Today the Coalition has outlined plans to unleash the biggest home improvement programme since the Second World War. The new Energy Bill may be a huge step towards fulfilling our ambition to be “The Greenest Government ever,” but it is certainly no tree huggers charter or a narrow response to climate science!
“The Green Deal” the centre piece of this flagship Bill will go even further than the Conservative manifesto.
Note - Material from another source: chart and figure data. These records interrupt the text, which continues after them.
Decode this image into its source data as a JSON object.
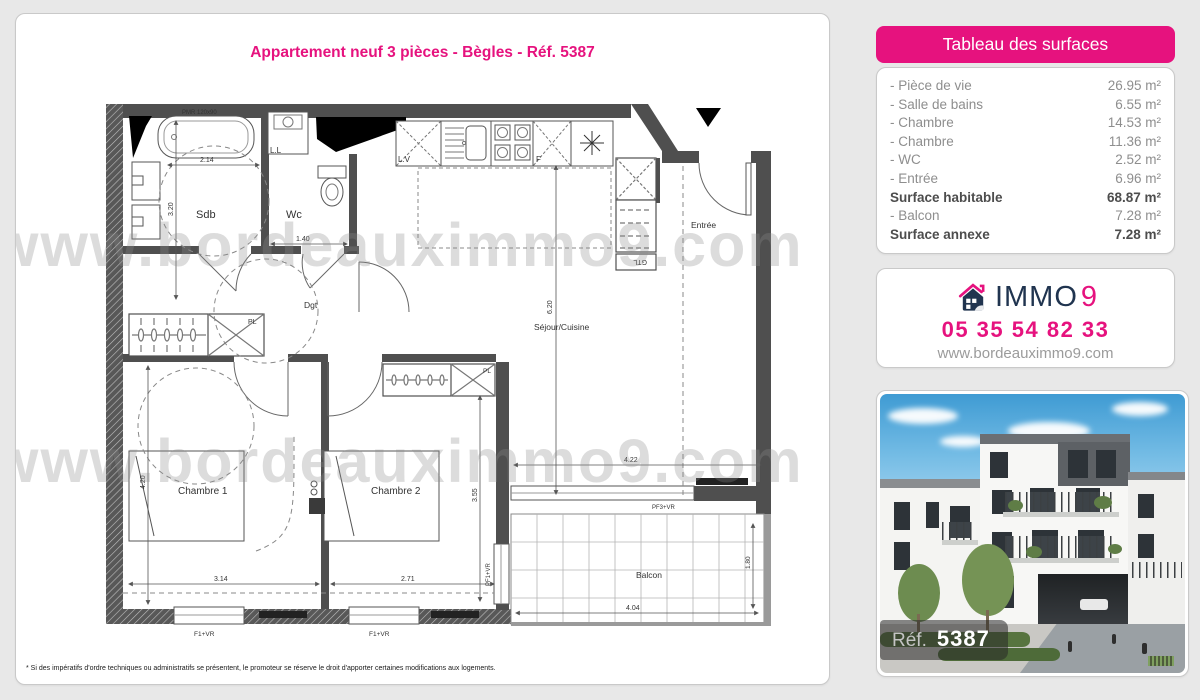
{
  "page": {
    "title": "Appartement neuf 3 pièces - Bègles - Réf. 5387",
    "disclaimer": "* Si des impératifs d'ordre techniques ou administratifs se présentent, le promoteur se réserve le droit d'apporter certaines modifications aux logements.",
    "watermark": "www.bordeauximmo9.com"
  },
  "surfaces": {
    "header": "Tableau des surfaces",
    "rows": [
      {
        "label": "- Pièce de vie",
        "value": "26.95 m²"
      },
      {
        "label": "- Salle de bains",
        "value": "6.55 m²"
      },
      {
        "label": "- Chambre",
        "value": "14.53 m²"
      },
      {
        "label": "- Chambre",
        "value": "11.36 m²"
      },
      {
        "label": "- WC",
        "value": "2.52 m²"
      },
      {
        "label": "- Entrée",
        "value": "6.96 m²"
      },
      {
        "label": "Surface habitable",
        "value": "68.87 m²"
      },
      {
        "label": "- Balcon",
        "value": "7.28 m²"
      },
      {
        "label": "Surface annexe",
        "value": "7.28 m²"
      }
    ]
  },
  "agency": {
    "brand_immo": "IMMO",
    "brand_9": "9",
    "phone": "05 35 54 82 33",
    "website": "www.bordeauximmo9.com"
  },
  "photo": {
    "ref_label": "Réf.",
    "ref_number": "5387"
  },
  "plan": {
    "rooms": {
      "sdb": "Sdb",
      "wc": "Wc",
      "dgt": "Dgt",
      "entree": "Entrée",
      "sejour": "Séjour/Cuisine",
      "chambre1": "Chambre 1",
      "chambre2": "Chambre 2",
      "balcon": "Balcon"
    },
    "fixtures": {
      "ll": "L.L",
      "lv": "L.V",
      "f": "F",
      "pl": "PL",
      "gtl": "GTL",
      "pmr": "PMR 120x90"
    },
    "dimensions": {
      "sdb_w": "2.14",
      "sdb_h": "3.20",
      "wc_w": "1.40",
      "sejour_h": "6.20",
      "sejour_w": "4.22",
      "ch1_h": "4.20",
      "ch1_w": "3.14",
      "ch2_w": "2.71",
      "ch2_h": "3.55",
      "balcon_w": "4.04",
      "balcon_d": "1.80"
    },
    "windows": {
      "ch1": "F1+VR",
      "ch2": "F1+VR",
      "sejour": "PF3+VR",
      "balcon_door": "PF1+VR"
    }
  },
  "colors": {
    "pink": "#e6127e",
    "navy": "#20344f",
    "wall": "#4f4f4f",
    "background": "#e8e8e8"
  }
}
In the general election, we promised that every household would be entitled to upto £6,500 to spend on energy efficiency improvements, available to everyone, without any upfront payment, to fund modern energy saving measures around the home.
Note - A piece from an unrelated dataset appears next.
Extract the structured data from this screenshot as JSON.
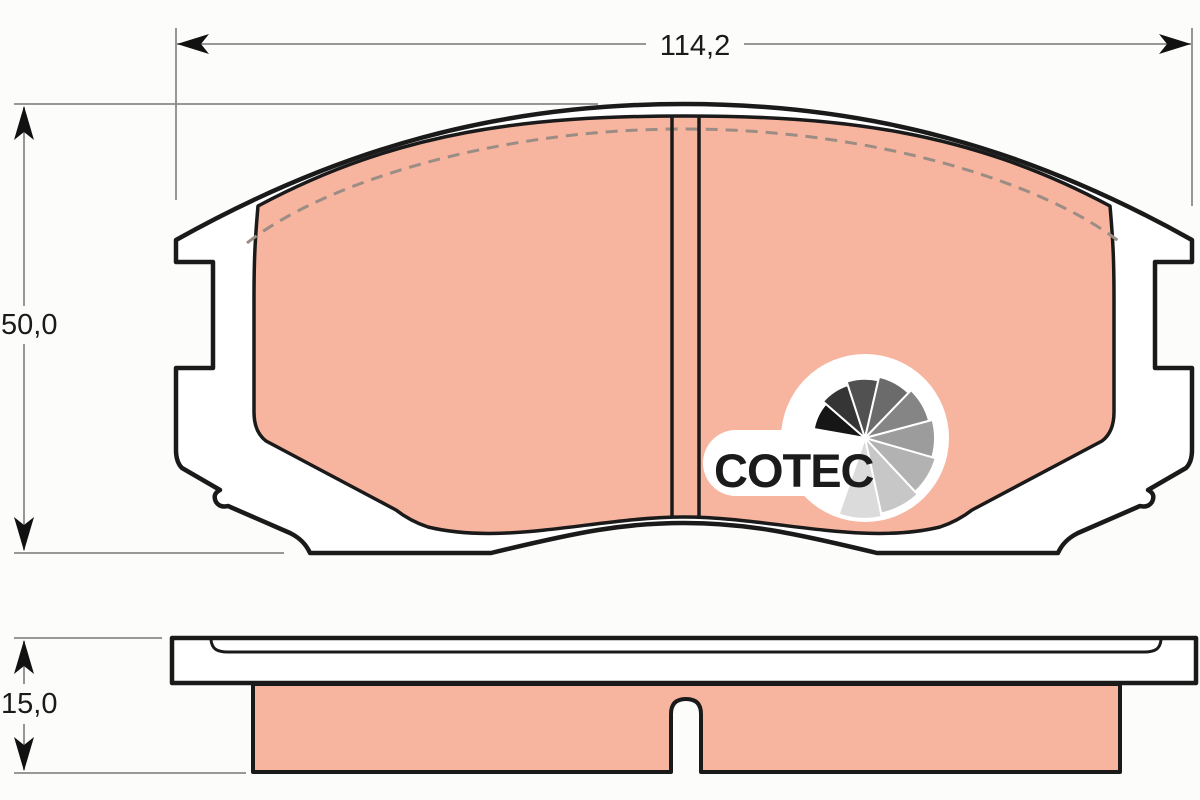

Today we are raising the limit to £10,000 for measures that can be paid for against future savings and more could be available from the big energy companies to further help with older, hard to treat homes and also to assist the fuel poor.
As a result of the new market frame work we are introducing, the private sector will be unleashed on an ambitious scale that will finally match resources to the size of the challenge of retrofitting Britain’s inefficient and old housing stock, which after 13 years of Labour, languishes at the bottom of the European energy efficiency table.
This will herald a rush of new entrants into the energy market like B&Q, John Lewis and Marks & Spencer to challenge the dominance of the big six energy companies but it will also create a huge opportunity for thousands of entrepreneurial, small local businesses to get a piece of this new, multi billion pound market.
The Green Deal will open up the sector to new competition, galvanise local solutions, create more choice for consumers and encourage more research and investment to spur technical innovation and drive down costs of many energy saving products.
So this new Coalition initiative will herald an end to New Labour’s failure on fuel poverty. No more short term programmes and stop start schemes, all replaced with an ambitious market based solution that will succeed where Labour failed.